The breakout welcomes all members of the RSE community regardless of previous involvement in the GSoC program. The outcomes will be creating a sub-community interested in these topics, raising awareness of the program, and exchanging successful models for engaging and sustaining software engineering talent within the research communities.

Encouraging and Enabling Mutual Ownership in a RSE Community of Practice

Miranda Mundt, Jon Bisila, Reed Milewicz

The explosion of Research Software Engineers (RSE) in the United States has exposed the necessity for communities of practice (CoP), groups which share a passion for an activity and learn how to do it better as they interact regularly, specifically to benefit their local organization or region. CoPs, however, only succeed insofar as their members feel heard, included, and valued. This breakout session will focus on how to encourage and enable a feeling of mutual ownership in a local RSE CoP.

Goals for this session are to generate actionable suggestions for those who want to create their own CoPs, to illuminate paths for connections between organizations, and to highlight mechanisms that encourage diversity, equity, and inclusion.

Potential topics for discussion include:

  • How do you initiate a local CoP (logistic considerations)?
  • How do you find people who might benefit from your CoP?
  • How do you effectively engage with and incorporate potential community members?
  • How do we encourage and enable those on the periphery to influence conversations, regardless of preferred level of engagement?
  • What processes exist for creating equal and equitable opportunities for participation?

Identifying the top three challenges faced by RSEs in national laboratories

Rinku Gupta

Scientific software is a cornerstone of long-term collaboration and scientific progress, but software complexity is increasing due to disruptive changes in computer architectures and the challenges of next-generation science. Research software engineers (RSE) form an important and diverse community of people working on tackling these challenges. This breakout session will discuss challenges and opportunities for research software engineers, who use expertise in programming to advance research, specifically in domestic and international national laboratories.

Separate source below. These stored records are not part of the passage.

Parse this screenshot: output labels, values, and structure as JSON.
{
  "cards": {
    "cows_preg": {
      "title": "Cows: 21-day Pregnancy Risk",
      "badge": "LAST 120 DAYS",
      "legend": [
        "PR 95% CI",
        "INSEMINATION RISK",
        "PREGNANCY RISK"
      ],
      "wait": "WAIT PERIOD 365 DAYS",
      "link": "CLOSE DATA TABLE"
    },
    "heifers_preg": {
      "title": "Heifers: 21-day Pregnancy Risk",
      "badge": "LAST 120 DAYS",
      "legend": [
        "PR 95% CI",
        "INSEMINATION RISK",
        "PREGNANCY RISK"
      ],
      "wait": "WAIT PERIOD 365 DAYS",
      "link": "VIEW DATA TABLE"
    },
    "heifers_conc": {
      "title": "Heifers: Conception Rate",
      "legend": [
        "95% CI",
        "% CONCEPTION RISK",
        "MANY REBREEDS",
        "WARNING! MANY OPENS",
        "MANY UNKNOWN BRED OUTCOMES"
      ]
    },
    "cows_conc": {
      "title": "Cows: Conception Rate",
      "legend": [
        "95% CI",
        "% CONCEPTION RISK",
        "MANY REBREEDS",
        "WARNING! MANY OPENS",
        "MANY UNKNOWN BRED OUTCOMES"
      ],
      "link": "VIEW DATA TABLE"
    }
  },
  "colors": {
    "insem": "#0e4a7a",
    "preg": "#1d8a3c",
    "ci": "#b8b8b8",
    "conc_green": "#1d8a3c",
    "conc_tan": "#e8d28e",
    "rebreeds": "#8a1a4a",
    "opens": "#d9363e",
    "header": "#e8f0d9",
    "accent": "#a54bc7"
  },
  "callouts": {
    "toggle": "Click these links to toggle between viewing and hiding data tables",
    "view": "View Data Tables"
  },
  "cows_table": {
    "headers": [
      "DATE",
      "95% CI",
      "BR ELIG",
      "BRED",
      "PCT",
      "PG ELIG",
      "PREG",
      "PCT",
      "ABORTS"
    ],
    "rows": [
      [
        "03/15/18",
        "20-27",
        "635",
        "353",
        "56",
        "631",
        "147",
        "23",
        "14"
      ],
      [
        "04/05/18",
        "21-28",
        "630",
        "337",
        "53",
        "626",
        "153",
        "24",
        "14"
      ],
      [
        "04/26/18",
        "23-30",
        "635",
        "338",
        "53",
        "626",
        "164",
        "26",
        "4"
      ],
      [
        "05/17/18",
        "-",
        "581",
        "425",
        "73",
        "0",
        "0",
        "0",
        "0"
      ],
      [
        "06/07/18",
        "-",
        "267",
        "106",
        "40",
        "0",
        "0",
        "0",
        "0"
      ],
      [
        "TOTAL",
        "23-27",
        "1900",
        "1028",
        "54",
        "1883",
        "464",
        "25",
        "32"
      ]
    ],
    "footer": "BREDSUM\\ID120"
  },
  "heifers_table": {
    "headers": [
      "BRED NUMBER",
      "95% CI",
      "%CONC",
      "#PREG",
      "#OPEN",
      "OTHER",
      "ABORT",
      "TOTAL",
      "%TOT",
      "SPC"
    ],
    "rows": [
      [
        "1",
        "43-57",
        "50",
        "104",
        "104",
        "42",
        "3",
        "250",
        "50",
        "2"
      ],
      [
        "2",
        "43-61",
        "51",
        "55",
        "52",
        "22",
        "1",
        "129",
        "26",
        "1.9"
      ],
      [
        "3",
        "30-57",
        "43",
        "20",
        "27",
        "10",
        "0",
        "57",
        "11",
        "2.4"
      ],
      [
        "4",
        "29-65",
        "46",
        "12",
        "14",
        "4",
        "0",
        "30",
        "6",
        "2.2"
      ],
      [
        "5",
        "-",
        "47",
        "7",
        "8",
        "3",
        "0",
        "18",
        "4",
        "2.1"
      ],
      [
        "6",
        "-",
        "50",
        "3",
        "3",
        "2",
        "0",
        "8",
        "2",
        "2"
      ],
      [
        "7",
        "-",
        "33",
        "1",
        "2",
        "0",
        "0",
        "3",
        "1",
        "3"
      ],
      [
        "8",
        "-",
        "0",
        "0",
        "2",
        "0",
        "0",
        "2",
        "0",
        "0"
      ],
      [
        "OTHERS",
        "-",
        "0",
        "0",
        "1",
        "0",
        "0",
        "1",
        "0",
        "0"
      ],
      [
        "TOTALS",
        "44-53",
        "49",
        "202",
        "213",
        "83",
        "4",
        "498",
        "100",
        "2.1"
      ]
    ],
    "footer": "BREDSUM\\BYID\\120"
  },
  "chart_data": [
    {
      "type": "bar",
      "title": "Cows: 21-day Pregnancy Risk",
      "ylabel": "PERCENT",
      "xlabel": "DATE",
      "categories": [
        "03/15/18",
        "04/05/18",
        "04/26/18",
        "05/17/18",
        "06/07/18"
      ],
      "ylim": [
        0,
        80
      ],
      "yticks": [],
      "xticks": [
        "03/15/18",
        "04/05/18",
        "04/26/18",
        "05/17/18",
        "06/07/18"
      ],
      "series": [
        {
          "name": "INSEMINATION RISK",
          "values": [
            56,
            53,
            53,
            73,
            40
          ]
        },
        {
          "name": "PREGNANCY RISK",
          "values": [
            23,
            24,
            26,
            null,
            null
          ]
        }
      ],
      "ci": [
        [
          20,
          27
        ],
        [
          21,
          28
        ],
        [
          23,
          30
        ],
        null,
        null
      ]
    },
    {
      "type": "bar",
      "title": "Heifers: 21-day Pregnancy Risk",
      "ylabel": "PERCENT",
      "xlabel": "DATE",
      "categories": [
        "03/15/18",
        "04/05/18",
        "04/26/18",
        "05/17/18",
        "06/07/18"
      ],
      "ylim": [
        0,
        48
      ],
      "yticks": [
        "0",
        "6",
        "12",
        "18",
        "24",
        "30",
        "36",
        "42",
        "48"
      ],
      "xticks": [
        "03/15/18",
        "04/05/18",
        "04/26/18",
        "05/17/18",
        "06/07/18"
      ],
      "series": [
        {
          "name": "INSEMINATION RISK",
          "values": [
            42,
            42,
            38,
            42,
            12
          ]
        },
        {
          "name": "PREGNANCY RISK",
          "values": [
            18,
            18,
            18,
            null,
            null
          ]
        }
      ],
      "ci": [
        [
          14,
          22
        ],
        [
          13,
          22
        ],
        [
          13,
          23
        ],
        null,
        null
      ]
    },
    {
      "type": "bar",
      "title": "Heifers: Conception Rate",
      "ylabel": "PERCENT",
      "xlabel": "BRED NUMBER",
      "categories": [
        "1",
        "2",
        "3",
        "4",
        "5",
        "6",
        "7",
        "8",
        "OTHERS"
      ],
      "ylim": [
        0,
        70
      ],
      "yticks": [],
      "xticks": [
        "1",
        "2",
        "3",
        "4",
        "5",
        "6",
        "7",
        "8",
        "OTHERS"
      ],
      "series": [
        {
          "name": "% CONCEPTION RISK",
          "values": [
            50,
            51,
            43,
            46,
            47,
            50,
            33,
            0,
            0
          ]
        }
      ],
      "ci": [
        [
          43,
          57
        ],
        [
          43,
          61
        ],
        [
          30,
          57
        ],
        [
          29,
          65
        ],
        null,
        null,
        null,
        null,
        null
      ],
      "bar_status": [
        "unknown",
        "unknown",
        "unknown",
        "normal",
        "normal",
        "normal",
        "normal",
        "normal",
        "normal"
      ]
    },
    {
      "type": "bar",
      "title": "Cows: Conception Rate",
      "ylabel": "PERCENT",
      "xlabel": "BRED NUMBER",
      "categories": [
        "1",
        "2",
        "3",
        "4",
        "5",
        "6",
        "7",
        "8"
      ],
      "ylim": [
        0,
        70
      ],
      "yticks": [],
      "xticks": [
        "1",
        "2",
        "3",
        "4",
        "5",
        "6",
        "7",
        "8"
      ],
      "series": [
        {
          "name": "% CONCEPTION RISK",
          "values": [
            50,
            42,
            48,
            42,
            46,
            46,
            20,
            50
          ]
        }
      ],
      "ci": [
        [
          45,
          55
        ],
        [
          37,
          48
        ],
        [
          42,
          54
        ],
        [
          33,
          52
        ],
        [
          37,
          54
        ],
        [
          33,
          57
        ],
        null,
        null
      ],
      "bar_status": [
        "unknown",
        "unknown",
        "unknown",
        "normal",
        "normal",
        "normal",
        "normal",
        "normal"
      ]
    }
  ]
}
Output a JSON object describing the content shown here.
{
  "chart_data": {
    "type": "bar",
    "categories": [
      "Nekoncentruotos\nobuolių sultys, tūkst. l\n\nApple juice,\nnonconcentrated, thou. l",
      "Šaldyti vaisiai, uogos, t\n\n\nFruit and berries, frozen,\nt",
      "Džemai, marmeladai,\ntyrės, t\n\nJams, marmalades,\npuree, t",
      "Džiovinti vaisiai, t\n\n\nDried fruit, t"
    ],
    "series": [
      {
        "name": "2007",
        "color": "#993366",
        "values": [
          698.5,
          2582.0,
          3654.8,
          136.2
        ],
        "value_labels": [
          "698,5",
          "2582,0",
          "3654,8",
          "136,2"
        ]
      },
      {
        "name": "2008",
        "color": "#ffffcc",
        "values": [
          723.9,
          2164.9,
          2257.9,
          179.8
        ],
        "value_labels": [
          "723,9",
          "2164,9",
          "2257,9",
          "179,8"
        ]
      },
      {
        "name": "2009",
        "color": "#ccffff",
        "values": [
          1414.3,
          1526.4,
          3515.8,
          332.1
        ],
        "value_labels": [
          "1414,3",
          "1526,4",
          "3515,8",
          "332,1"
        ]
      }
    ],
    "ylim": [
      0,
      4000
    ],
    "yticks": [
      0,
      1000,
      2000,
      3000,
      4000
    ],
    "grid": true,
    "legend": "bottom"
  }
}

RSE’s in national laboratories are unique when compared to other traditional software engineers because they work very closely with domain scientists to understand the domain-specific problem. They are, in several instances, required to be not only familiar with programming languages but also advanced topics related to software development lifecycles, software interoperability, performance analysis of software on large systems and advanced testing methodologies. In this breakout session, we would like to narrow down the “top three” of the common challenges faced by RSEs in national laboratories. This would give us a perspective on what issues are of most interest in the community. Our follow-on plan would be to solicit members from the audience who will help us tackle these challenges and work towards the goal of advancing science.